At that point, I decided it was best to forget about understanding and simply accept. I’d get the story later, if I lived long enough. There was one more question, though, that I had to ask. I had to be sure.
“How’d you find me?”
Benedict flicked something over his shoulder. A piece of paper fluttered to the floor of the car. I slid my head over to the edge of the seat and peered over.
A card, with a picture of a saint on it. And a smear of my blood.
I smiled and slipped into unconsciousness.
* * *
Next time I was fully with it, the car had stopped. Cheesy yellow moonlight fell through the windows and onto my face, and I felt a weird urge to get out from under it, like the rays would give me cancer or curse my offspring.

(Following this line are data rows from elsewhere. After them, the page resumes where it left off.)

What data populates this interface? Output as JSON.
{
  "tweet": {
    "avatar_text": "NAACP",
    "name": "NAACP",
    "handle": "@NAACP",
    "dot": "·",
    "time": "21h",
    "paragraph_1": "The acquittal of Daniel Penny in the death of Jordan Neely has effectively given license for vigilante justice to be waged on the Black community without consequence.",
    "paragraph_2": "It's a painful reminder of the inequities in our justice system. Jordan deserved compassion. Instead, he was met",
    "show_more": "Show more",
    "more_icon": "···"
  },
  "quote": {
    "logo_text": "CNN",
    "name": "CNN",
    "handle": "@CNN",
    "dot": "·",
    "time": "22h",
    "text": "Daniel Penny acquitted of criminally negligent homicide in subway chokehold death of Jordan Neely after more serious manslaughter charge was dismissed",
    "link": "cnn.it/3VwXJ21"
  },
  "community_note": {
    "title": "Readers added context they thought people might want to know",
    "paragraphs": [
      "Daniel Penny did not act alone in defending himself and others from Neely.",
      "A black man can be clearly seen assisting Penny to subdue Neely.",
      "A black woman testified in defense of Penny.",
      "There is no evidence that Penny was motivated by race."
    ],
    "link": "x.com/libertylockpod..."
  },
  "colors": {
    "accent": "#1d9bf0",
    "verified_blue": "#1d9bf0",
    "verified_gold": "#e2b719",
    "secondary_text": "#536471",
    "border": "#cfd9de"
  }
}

Kit and Benedict got out of the car, came around the side, and helped me out. Benedict wasn’t a lot of help, actually. He’d seemed sober enough before, but he wasn’t walking any too steadily now, and he pulled me in a direction that was only sort of similar to the direction Kit was trying to pull. They got me up, though, and supported me like I was the drunk.
I stopped long enough to grin at Benedict. He hadn’t sold me out. Maybe he knew the whole story and maybe not, but he’d come for me—and he’d brought the card. That meant Lazzaro didn’t have it, and neither did anybody else. He’d given me a ticket to freedom, and I thought he knew it.